Stage Magic is back in foal to Curlin now, and since he has become such a strong influence in American classic races as well as the current leading sire of sale yearlings, the resulting foal will have so much potential.
Of the foals that Stage Magic has produced so far, Gunther said the mare — just as with Littleprincessemma — seems to pass along her nature.
“There’s definitely a personality trait with them. I’m not saying they’re all the same, but there’s a little bit of toughness in them, in a good way,” Gunther said.
“I would say Justify was mentally quite tough. There are not many horses that would be able to handle the Triple Crown, having such little experience as he did, but he was just kind of tough that way and he was able to handle it. There’s an element of that in her foals. She’s got that toughness herself and it will come out in varying degrees in the different foals, but I do see a common personality trait there, which I think is a good one.
“In order to be a top racehorse, they need to be able to handle a lot, and I think they need a little bit of toughness and resilience and desire. They need to be able to handle the stress and they need to focus and they need to be able to want it, so hopefully Justify is not the only one she imparts that to. The Lieutenant was a good horse and it shows she’s put something into her other foals as well. So, fingers crossed for the future.”
Both Stage Magic and Littleprincessemma also have left their stamp on many of their foals physically. Lyon said each of the Tapits produced by Littleprincessemma look like their dam, and Gunther noted that Justify very much resembles his dam.
“If you see Stage Magic, you will see the resemblance that Justify has to her. There is no doubt in my mind that she played a significant role in him. I did love Scat Daddy and it was a powerful combination, but she definitely left her imprint on him. You can see it in how they look and in certain mannerisms and personality.
“Genetics is a wonderful thing; you just never know how it’s going to play out,” Gunther added. “For me, it’s so fascinating to think about the pedigree and matings and so forth and then what the result will be. It’s just an incredible thing to be trying to do.
“I do think people will look back on horses like American Pharoah and Justify and then appreciate them even more. That’s always the way, I guess — you look back and go, ‘Oh wow, that was something special.’ With Justify being so close after American Pharoah, it was maybe easier for the odd critics to come out, but what [Justify] did was unbelievable.
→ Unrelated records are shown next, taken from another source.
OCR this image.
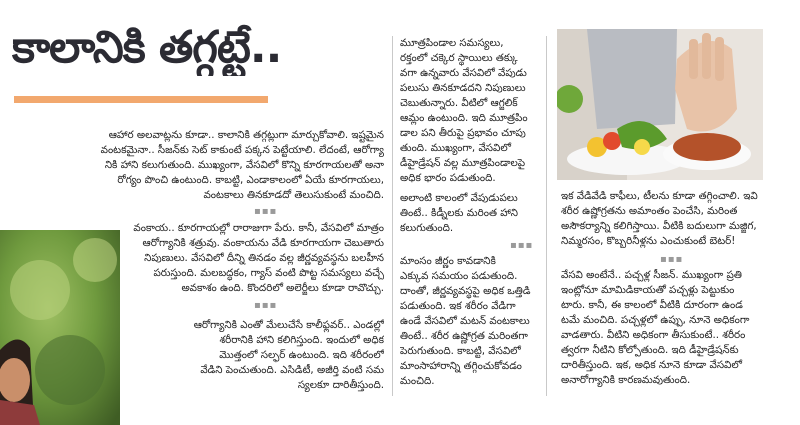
కాలానికి తగ్గట్టే..
ఆహార అలవాట్లను కూడా.. కాలానికి తగ్గట్లుగా మార్చుకోవాలి. ఇష్టమైన
వంటకమైనా.. సీజన్‌కు సెట్ కాకుంటే పక్కన పెట్టేయాలి. లేదంటే, ఆరోగ్యా
నికి హాని కలుగుతుంది. ముఖ్యంగా, వేసవిలో కొన్ని కూరగాయలతో అనా
రోగ్యం పొంచి ఉంటుంది. కాబట్టి, ఎండాకాలంలో ఏయే కూరగాయలు,
వంటకాలు తినకూడదో తెలుసుకుంటే మంచిది.
▪▪▪
వంకాయ.. కూరగాయల్లో రారాజుగా పేరు. కానీ, వేసవిలో మాత్రం
ఆరోగ్యానికి శత్రువు. వంకాయను వేడి కూరగాయగా చెబుతారు
నిపుణులు. వేసవిలో దీన్ని తినడం వల్ల జీర్ణవ్యవస్థను బలహీన
పరుస్తుంది. మలబద్ధకం, గ్యాస్ వంటి పొట్ట సమస్యలు వచ్చే
అవకాశం ఉంది. కొందరిలో అలెర్జీలు కూడా రావొచ్చు.
▪▪▪
ఆరోగ్యానికి ఎంతో మేలుచేసే కాలీఫ్లవర్.. ఎండల్లో
శరీరానికి హాని కలిగిస్తుంది. ఇందులో అధిక
మొత్తంలో సల్ఫర్ ఉంటుంది. ఇది శరీరంలో
వేడిని పెంచుతుంది. ఎసిడిటీ, అజీర్తి వంటి సమ
స్యలకూ దారితీస్తుంది.
మూత్రపిండాల సమస్యలు,
రక్తంలో చక్కెర స్థాయిలు తక్కు
వగా ఉన్నవారు వేసవిలో వేపుడు
పలుసు తినకూడదని నిపుణులు
చెబుతున్నారు. వీటిలో ఆగ్జలిక్
ఆమ్లం ఉంటుంది. ఇది మూత్రపిం
డాల పని తీరుపై ప్రభావం చూపు
తుంది. ముఖ్యంగా, వేసవిలో
డీహైడ్రేషన్ వల్ల మూత్రపిండాలపై
అధిక భారం పడుతుంది.
అలాంటి కాలంలో వేపుడుపలు
తింటే.. కిడ్నీలకు మరింత హాని
కలుగుతుంది.
▪▪▪
మాంసం జీర్ణం కావడానికి
ఎక్కువ సమయం పడుతుంది.
దాంతో, జీర్ణవ్యవస్థపై అధిక ఒత్తిడి
పడుతుంది. ఇక శరీరం వేడిగా
ఉండే వేసవిలో మటన్ వంటకాలు
తింటే.. శరీర ఉష్ణోగ్రత మరింతగా
పెరుగుతుంది. కాబట్టి, వేసవిలో
మాంసాహారాన్ని తగ్గించుకోవడం
మంచిది.
ఇక వేడివేడి కాఫీలు, టీలను కూడా తగ్గించాలి. ఇవి
శరీర ఉష్ణోగ్రతను అమాంతం పెంచేసి, మరింత
అసౌకర్యాన్ని కలిగిస్తాయి. వీటికి బదులుగా మజ్జిగ,
నిమ్మరసం, కొబ్బరినీళ్లను ఎంచుకుంటే బెటర్!
▪▪▪
వేసవి అంటేనే.. పచ్చళ్ల సీజన్. ముఖ్యంగా ప్రతి
ఇంట్లోనూ మామిడికాయతో పచ్చళ్లు పెట్టుకుం
టారు. కానీ, ఈ కాలంలో వీటికి దూరంగా ఉండ
టమే మంచిది. పచ్చళ్లలో ఉప్పు, నూనె అధికంగా
వాడతారు. వీటిని అధికంగా తీసుకుంటే.. శరీరం
త్వరగా నీటిని కోల్పోతుంది. ఇది డీహైడ్రేషన్‌కు
దారితీస్తుంది. ఇక, అధిక నూనె కూడా వేసవిలో
అనారోగ్యానికి కారణమవుతుంది.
“You don’t win the Triple Crown without being an incredible athlete. And he did it so incredibly — bouncing back in the Preakness after having that foot issue after the Kentucky Derby — most horses don’t go on and succeed in the next race when they have a little blip. And he had a blip at a very critical moment when there is very little recovery time.”
Raising more champions is the aim of both Gunther, who plays a major role in arranging Glennwood’s matings, which also have produced the likes of G1 winners Vino Rosso and Without Parole, and Lyon, who bred 2018 juvenile male champion Game Winner and current championship contender McKinzie.
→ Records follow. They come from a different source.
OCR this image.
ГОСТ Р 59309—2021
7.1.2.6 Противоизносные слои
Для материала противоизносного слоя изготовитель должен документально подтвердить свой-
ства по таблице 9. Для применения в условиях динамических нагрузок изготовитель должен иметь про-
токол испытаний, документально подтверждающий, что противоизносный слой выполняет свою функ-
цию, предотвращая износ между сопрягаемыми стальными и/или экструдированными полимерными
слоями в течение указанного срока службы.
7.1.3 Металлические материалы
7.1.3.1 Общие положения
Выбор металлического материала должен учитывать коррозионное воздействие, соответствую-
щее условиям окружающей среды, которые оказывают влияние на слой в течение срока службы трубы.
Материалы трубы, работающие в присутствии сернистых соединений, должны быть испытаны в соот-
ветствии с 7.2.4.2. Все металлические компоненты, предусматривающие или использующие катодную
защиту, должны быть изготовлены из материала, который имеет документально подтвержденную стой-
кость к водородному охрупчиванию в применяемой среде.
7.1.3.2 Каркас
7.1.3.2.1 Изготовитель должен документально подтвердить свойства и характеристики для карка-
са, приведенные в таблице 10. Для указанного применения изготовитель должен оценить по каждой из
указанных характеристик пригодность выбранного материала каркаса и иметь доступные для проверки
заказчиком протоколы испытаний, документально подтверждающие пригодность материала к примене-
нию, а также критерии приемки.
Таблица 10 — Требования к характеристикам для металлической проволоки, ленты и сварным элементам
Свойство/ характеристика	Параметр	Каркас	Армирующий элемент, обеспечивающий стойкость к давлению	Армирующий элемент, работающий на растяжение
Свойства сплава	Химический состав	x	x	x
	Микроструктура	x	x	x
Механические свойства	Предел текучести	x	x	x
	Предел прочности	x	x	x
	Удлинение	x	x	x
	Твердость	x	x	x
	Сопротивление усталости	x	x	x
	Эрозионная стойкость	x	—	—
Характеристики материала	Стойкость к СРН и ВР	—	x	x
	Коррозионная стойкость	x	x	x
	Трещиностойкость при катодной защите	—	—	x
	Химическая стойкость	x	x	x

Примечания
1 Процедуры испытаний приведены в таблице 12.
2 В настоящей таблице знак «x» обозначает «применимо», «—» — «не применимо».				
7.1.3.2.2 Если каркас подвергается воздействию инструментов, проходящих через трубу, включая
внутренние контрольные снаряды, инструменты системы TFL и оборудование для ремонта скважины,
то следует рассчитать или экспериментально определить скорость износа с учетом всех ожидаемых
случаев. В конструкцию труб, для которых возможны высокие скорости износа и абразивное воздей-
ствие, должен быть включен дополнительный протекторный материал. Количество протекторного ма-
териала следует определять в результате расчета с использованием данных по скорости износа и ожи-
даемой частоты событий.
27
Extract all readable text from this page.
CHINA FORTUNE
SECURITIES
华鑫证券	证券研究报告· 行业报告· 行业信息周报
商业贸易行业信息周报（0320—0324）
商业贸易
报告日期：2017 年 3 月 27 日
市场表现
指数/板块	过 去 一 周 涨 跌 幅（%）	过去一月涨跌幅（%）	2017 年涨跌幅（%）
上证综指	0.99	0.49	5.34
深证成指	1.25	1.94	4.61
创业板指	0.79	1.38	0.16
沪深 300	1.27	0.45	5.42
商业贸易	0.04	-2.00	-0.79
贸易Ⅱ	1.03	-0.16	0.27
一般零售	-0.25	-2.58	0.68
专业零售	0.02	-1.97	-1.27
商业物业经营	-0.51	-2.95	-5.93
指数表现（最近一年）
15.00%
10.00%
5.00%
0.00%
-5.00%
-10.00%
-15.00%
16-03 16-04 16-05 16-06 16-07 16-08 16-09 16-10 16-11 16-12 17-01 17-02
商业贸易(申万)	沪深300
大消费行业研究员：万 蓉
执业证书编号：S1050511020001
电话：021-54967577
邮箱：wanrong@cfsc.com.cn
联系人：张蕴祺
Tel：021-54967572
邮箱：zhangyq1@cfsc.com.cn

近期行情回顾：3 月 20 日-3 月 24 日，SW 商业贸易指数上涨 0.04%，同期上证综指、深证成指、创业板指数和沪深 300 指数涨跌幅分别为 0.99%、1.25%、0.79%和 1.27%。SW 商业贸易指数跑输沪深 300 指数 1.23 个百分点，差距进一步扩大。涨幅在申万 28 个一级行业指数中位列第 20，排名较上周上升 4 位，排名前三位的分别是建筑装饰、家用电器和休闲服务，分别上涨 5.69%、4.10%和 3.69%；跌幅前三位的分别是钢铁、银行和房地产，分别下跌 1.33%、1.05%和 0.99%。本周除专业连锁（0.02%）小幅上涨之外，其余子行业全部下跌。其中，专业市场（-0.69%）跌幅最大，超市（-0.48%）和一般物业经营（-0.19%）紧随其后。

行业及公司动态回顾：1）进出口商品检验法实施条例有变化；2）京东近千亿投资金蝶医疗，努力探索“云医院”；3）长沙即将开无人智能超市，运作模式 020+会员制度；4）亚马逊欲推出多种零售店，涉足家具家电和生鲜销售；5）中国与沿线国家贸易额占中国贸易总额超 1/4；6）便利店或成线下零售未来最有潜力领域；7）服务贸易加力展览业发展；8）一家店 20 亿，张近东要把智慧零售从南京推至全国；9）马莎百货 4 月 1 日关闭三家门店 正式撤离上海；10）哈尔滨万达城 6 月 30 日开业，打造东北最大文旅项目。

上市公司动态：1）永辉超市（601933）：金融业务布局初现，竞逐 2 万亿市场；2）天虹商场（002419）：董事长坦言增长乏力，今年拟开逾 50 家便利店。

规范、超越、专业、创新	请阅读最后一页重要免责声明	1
Both have sent mares to the Triple Crown winners that their own best producers delivered and there would be a degree of enhanced satisfaction from success of those matings.
Yet nothing might top another high-caliber runner, or an eventual stallion or prolific broodmare, from Littleprincessemma, the 2015 Broodmare of the Year in America, or Stage Magic, the 2018 Broodmare of the Year.
But, even if such success is not what destiny has ordained, both mares already have done what so few others ever have and ever will, and having the chance to breed more foals from them is the most exclusive kind of privilege.
As Lyon said of Littleprincessemma, “She has certainly been everything — and more — that anyone could ever dream for.”